The Serendipity of Flightless Things by Fiadhnait Moser

Author:Fiadhnait Moser
Language: eng
Format: epub
Publisher: little bee books
Published: 2019-09-05T16:00:00+00:00


Chapter 22

WOLVES.

I had hardly scratched the “y” of Darcy’s name into the aspen when the low howl sounded.

I ran. Blood thundered in my ears.

How had I even gotten in here? Everywhere I turned, a crop of identical trees popped up, and the forest seemed only to thicken the farther I ran. Sweat sunk into my Sunday dress, dripped down my legs. My vision swirled and gibberish chanted—wait … It wasn’t gibberish. Was it? Through the pounding in my head, the words find her, find her, find her reverberated endlessly.

A gnarled sycamore root caught grasp of my shoelace, and I collapsed to my knees, the carpet of evergreen needles cushioning my fall. The world looked like a view from a merry-go-round. The sycamores melted and the aspens waltzed. The evergreens turned into baobabs, roots reaching for the sky instead of the ground. I squeezed shut my eyes to stop the dizziness, but still the words pounded relentlessly: Find her, find her, find her.

“FIND WHO?” I cried aloud, but I already knew.

AH-WHOOOO!

The howling was close, and I curled into a ball, twigs and thorns jabbing my arms, and I crossed my arms over my face—but wait. It wasn’t a wolf. It was a whistle. It was—

WHOOSH!

Something thin and sharp whizzed past my cheek, the rush of cool air stinging my sweat-drenched forehead. I froze, held my breath.

I peeked open one eye. The swirling had stopped, but old greyman’s mist had thickened, and with it came … train tracks. Smooth silver tracks running far as I could see, and in the distance, a scarlet train rumbled, smoke billowing out the engine’s top.
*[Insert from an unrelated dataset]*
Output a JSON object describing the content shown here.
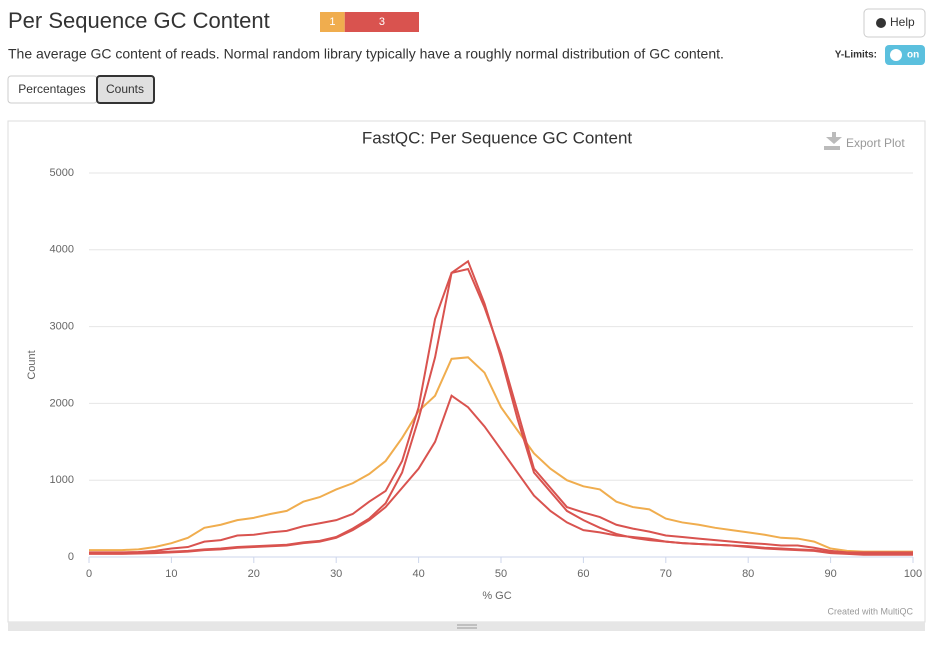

The whistle blared a low howl that didn’t sound quite so wolflike now that I could see the train for what it was. But where was it coming from? I didn’t remember seeing a train station anywhere in town, and the valley was surrounded by those odd thorn trees—the ones that had sealed up after I entered. Even the taxi driver had said there was no way in.

Something was falling. Through the gold-spattered treetops it tumbled, bouncing over branches and screeching a song akin to that of a banshee mourning at her wash pail. I squinted as the thing plummeted toward the tracks, and then went still, lying limp on the silver tracks. It was a white thing, a trembling thing, with a stick of sorts protruding from its middle.

My vision flicked from the train to the creature. Move! I wanted to shout, but there was something about the creature’s shaking that told me it couldn’t. I had to save it. The train blared closer as finally my feet caught up with my mind, and I snapped upright. My legs felt like jellyfish, but I stumbled over the roots and branches, closer to the silver tracks. Mist thickened with every step I took, but the train’s fog light shone through like a beacon, and I followed it until I met the tracks.

There. The white creature was only a few paces off. I stumbled along the tracks as the chugging of the train grew louder.